Going big on policy – the big message: Perhaps even more important than the scale and scope of the campaign though is the size of the message and the offer. Axelrod has already indicated that he’ll be sticking to the cost of living messaging that Labour has been using over the past year – despite attempts by the Tories to claim that everything is fine now. Axelrod will want to see Labour talking in sweeping but accessible terms about the way society and the economy needs to change so that it works for the people of Britain not just an elite at the top. His mantra in America is that the economy needs to work for “Main Street not just Wall Street”. The British version might be “Prosperity for your city – not just the City”. (Expect to see a sharpening of the messaging the party uses – and also the messaging it expects activists to use, perhaps by brushing up the party’s much maligned weekly campaign email.)
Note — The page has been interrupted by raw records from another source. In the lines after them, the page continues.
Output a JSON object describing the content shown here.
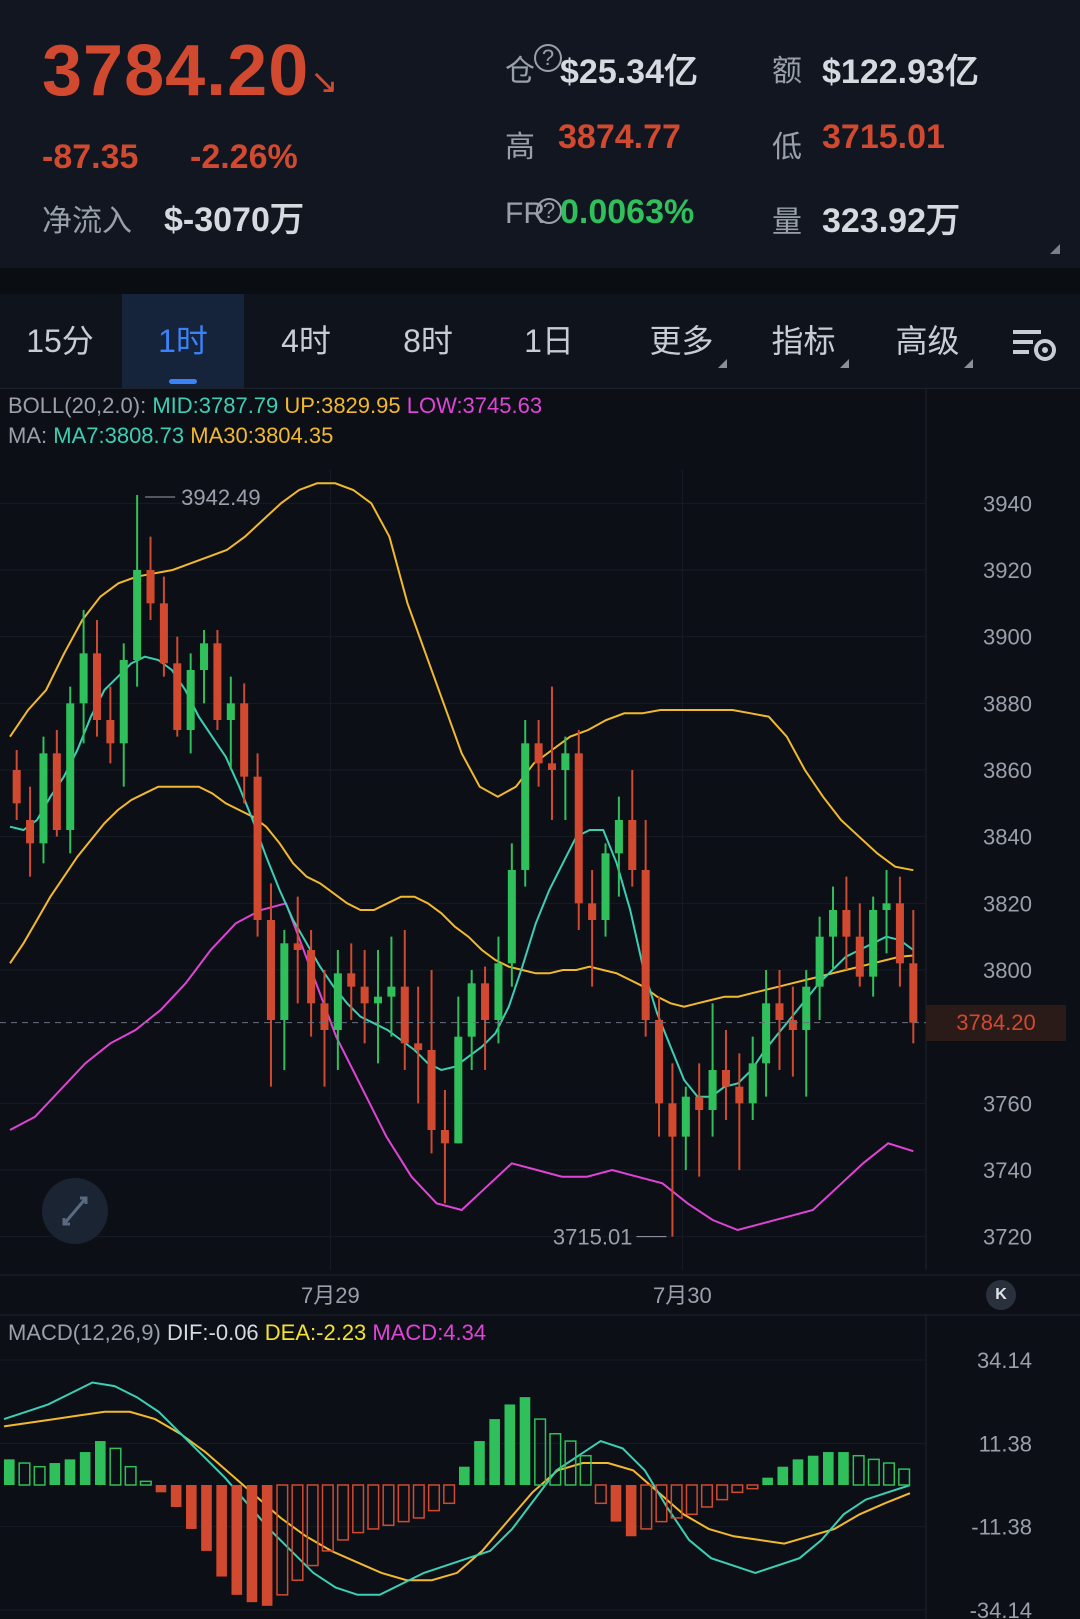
{
  "header": {
    "price": "3784.20",
    "change": "-87.35",
    "change_pct": "-2.26%",
    "netflow_label": "净流入",
    "netflow_value": "$-3070万",
    "oi_label": "仓",
    "oi_value": "$25.34亿",
    "amount_label": "额",
    "amount_value": "$122.93亿",
    "high_label": "高",
    "high_value": "3874.77",
    "low_label": "低",
    "low_value": "3715.01",
    "fr_label": "FR",
    "fr_value": "0.0063%",
    "vol_label": "量",
    "vol_value": "323.92万"
  },
  "tabs": [
    "15分",
    "1时",
    "4时",
    "8时",
    "1日",
    "更多",
    "指标",
    "高级"
  ],
  "active_tab": "1时",
  "indicators": {
    "boll_label": "BOLL(20,2.0):",
    "boll_mid": "MID:3787.79",
    "boll_up": "UP:3829.95",
    "boll_low": "LOW:3745.63",
    "ma_label": "MA:",
    "ma7": "MA7:3808.73",
    "ma30": "MA30:3804.35",
    "macd_label": "MACD(12,26,9)",
    "dif": "DIF:-0.06",
    "dea": "DEA:-2.23",
    "macd": "MACD:4.34"
  },
  "colors": {
    "up": "#2fbf5b",
    "down": "#d14a2f",
    "ma7": "#3ccfb4",
    "ma30": "#f2b92e",
    "boll_low": "#e044d6",
    "accent": "#3b82f6"
  },
  "chart_data": [
    {
      "type": "candlestick",
      "y_ticks": [
        "3940",
        "3920",
        "3900",
        "3880",
        "3860",
        "3840",
        "3820",
        "3800",
        "3760",
        "3740",
        "3720"
      ],
      "x_labels": [
        "7月29",
        "7月30"
      ],
      "annotations": {
        "max": "3942.49",
        "min": "3715.01",
        "last": "3784.20"
      },
      "ylim": [
        3710,
        3950
      ],
      "candles": [
        [
          3860,
          3866,
          3845,
          3850
        ],
        [
          3845,
          3855,
          3828,
          3838
        ],
        [
          3838,
          3870,
          3832,
          3865
        ],
        [
          3865,
          3872,
          3840,
          3842
        ],
        [
          3842,
          3885,
          3835,
          3880
        ],
        [
          3880,
          3908,
          3868,
          3895
        ],
        [
          3895,
          3905,
          3870,
          3875
        ],
        [
          3875,
          3885,
          3862,
          3868
        ],
        [
          3868,
          3898,
          3855,
          3893
        ],
        [
          3893,
          3942.49,
          3885,
          3920
        ],
        [
          3920,
          3930,
          3905,
          3910
        ],
        [
          3910,
          3918,
          3888,
          3892
        ],
        [
          3892,
          3900,
          3870,
          3872
        ],
        [
          3872,
          3895,
          3865,
          3890
        ],
        [
          3890,
          3902,
          3880,
          3898
        ],
        [
          3898,
          3902,
          3872,
          3875
        ],
        [
          3875,
          3888,
          3860,
          3880
        ],
        [
          3880,
          3886,
          3850,
          3858
        ],
        [
          3858,
          3865,
          3810,
          3815
        ],
        [
          3815,
          3826,
          3765,
          3785
        ],
        [
          3785,
          3812,
          3770,
          3808
        ],
        [
          3808,
          3822,
          3790,
          3806
        ],
        [
          3806,
          3812,
          3780,
          3790
        ],
        [
          3790,
          3800,
          3765,
          3782
        ],
        [
          3782,
          3806,
          3770,
          3799
        ],
        [
          3799,
          3808,
          3785,
          3795
        ],
        [
          3795,
          3806,
          3778,
          3790
        ],
        [
          3790,
          3806,
          3772,
          3792
        ],
        [
          3792,
          3810,
          3780,
          3795
        ],
        [
          3795,
          3812,
          3770,
          3778
        ],
        [
          3778,
          3795,
          3760,
          3776
        ],
        [
          3776,
          3800,
          3745,
          3752
        ],
        [
          3752,
          3764,
          3730,
          3748
        ],
        [
          3748,
          3792,
          3748,
          3780
        ],
        [
          3780,
          3800,
          3770,
          3796
        ],
        [
          3796,
          3801,
          3770,
          3785
        ],
        [
          3785,
          3810,
          3778,
          3802
        ],
        [
          3802,
          3838,
          3795,
          3830
        ],
        [
          3830,
          3875,
          3825,
          3868
        ],
        [
          3868,
          3875,
          3855,
          3862
        ],
        [
          3862,
          3885,
          3845,
          3860
        ],
        [
          3860,
          3870,
          3845,
          3865
        ],
        [
          3865,
          3872,
          3812,
          3820
        ],
        [
          3820,
          3830,
          3795,
          3815
        ],
        [
          3815,
          3838,
          3810,
          3835
        ],
        [
          3835,
          3852,
          3822,
          3845
        ],
        [
          3845,
          3860,
          3825,
          3830
        ],
        [
          3830,
          3845,
          3780,
          3785
        ],
        [
          3785,
          3792,
          3750,
          3760
        ],
        [
          3760,
          3772,
          3720,
          3750
        ],
        [
          3750,
          3765,
          3740,
          3762
        ],
        [
          3762,
          3772,
          3738,
          3758
        ],
        [
          3758,
          3790,
          3750,
          3770
        ],
        [
          3770,
          3782,
          3755,
          3765
        ],
        [
          3765,
          3775,
          3740,
          3760
        ],
        [
          3760,
          3780,
          3755,
          3772
        ],
        [
          3772,
          3800,
          3762,
          3790
        ],
        [
          3790,
          3800,
          3770,
          3785
        ],
        [
          3785,
          3795,
          3768,
          3782
        ],
        [
          3782,
          3800,
          3762,
          3795
        ],
        [
          3795,
          3816,
          3785,
          3810
        ],
        [
          3810,
          3825,
          3800,
          3818
        ],
        [
          3818,
          3828,
          3800,
          3810
        ],
        [
          3810,
          3820,
          3795,
          3798
        ],
        [
          3798,
          3822,
          3792,
          3818
        ],
        [
          3818,
          3830,
          3805,
          3820
        ],
        [
          3820,
          3828,
          3795,
          3802
        ],
        [
          3802,
          3818,
          3778,
          3784.2
        ]
      ],
      "ma7": [
        3843,
        3842,
        3845,
        3852,
        3858,
        3866,
        3876,
        3884,
        3888,
        3892,
        3894,
        3893,
        3890,
        3884,
        3876,
        3870,
        3864,
        3855,
        3845,
        3834,
        3824,
        3815,
        3808,
        3801,
        3795,
        3790,
        3786,
        3784,
        3782,
        3779,
        3776,
        3772,
        3770,
        3771,
        3774,
        3777,
        3781,
        3789,
        3801,
        3814,
        3824,
        3832,
        3840,
        3842,
        3842,
        3832,
        3818,
        3800,
        3787,
        3777,
        3767,
        3762,
        3762,
        3765,
        3766,
        3770,
        3776,
        3781,
        3786,
        3791,
        3796,
        3800,
        3804,
        3806,
        3808,
        3810,
        3809,
        3806
      ],
      "ma30": [
        3802,
        3808,
        3815,
        3822,
        3828,
        3834,
        3839,
        3844,
        3848,
        3851,
        3853,
        3855,
        3855,
        3855,
        3855,
        3853,
        3850,
        3848,
        3846,
        3843,
        3838,
        3832,
        3828,
        3826,
        3823,
        3820,
        3818,
        3818,
        3820,
        3822,
        3822,
        3820,
        3817,
        3813,
        3810,
        3806,
        3803,
        3801,
        3800,
        3799,
        3799,
        3800,
        3800,
        3801,
        3800,
        3799,
        3797,
        3795,
        3792,
        3790,
        3789,
        3790,
        3791,
        3792,
        3792,
        3793,
        3794,
        3795,
        3796,
        3797,
        3798,
        3799,
        3800,
        3801,
        3802,
        3803,
        3804,
        3804.35
      ],
      "boll_up": [
        3870,
        3878,
        3884,
        3895,
        3905,
        3912,
        3916,
        3918,
        3919,
        3920,
        3922,
        3924,
        3926,
        3930,
        3935,
        3940,
        3944,
        3946,
        3946,
        3944,
        3940,
        3930,
        3910,
        3895,
        3880,
        3865,
        3855,
        3852,
        3855,
        3862,
        3866,
        3870,
        3872,
        3875,
        3877,
        3877,
        3878,
        3878,
        3878,
        3878,
        3878,
        3877,
        3876,
        3870,
        3860,
        3852,
        3845,
        3840,
        3835,
        3831,
        3829.95
      ],
      "boll_low": [
        3752,
        3756,
        3764,
        3772,
        3778,
        3782,
        3788,
        3796,
        3806,
        3814,
        3818,
        3820,
        3800,
        3780,
        3765,
        3750,
        3738,
        3730,
        3728,
        3735,
        3742,
        3740,
        3738,
        3738,
        3740,
        3738,
        3736,
        3730,
        3725,
        3722,
        3724,
        3726,
        3728,
        3735,
        3742,
        3748,
        3745.63
      ],
      "macd_hist": [
        7,
        6,
        5,
        6,
        7,
        9,
        12,
        10,
        5,
        1,
        -2,
        -6,
        -12,
        -18,
        -25,
        -30,
        -32,
        -33,
        -30,
        -26,
        -22,
        -18,
        -15,
        -13,
        -12,
        -11,
        -10,
        -9,
        -7,
        -5,
        5,
        12,
        18,
        22,
        24,
        18,
        14,
        12,
        8,
        -5,
        -10,
        -14,
        -12,
        -10,
        -9,
        -8,
        -6,
        -4,
        -2,
        -1,
        2,
        5,
        7,
        8,
        9,
        9,
        8,
        7,
        6,
        4.34
      ],
      "dif": [
        18,
        20,
        22,
        25,
        28,
        27,
        24,
        20,
        14,
        8,
        2,
        -5,
        -12,
        -18,
        -24,
        -28,
        -30,
        -30,
        -27,
        -24,
        -22,
        -20,
        -18,
        -12,
        -4,
        4,
        8,
        12,
        10,
        4,
        -6,
        -15,
        -20,
        -22,
        -24,
        -22,
        -20,
        -15,
        -8,
        -4,
        -2,
        -0.06
      ],
      "dea": [
        16,
        17,
        18,
        19,
        20,
        20,
        18,
        14,
        9,
        3,
        -3,
        -9,
        -14,
        -18,
        -21,
        -24,
        -26,
        -26,
        -24,
        -18,
        -10,
        -2,
        4,
        6,
        6,
        4,
        -2,
        -8,
        -12,
        -14,
        -15,
        -16,
        -14,
        -12,
        -8,
        -5,
        -2.23
      ]
    }
  ],
  "macd_ticks": [
    "34.14",
    "11.38",
    "-11.38",
    "-34.14"
  ]
}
But at his core, Axelrod is a passionate advocate of progressive causes. Despite the misgivings that many on the British Left have with the US President, he’s by far the closest America has got to a Social Democrat leader since FDR. That wasn’t achieved by going small on policy or messaging. It was built on “hope”, “change” and the biggest reform of healthcare in American history (no small feat, Presidents have hit the rocks over less). It’ll be interesting to see what Axelrod does with the results of Jon Cruddas’s policy review – we’ve been promised boldness there, and that’ll need to be true to match the scale of the vision that Axelrod will want Miliband to paint.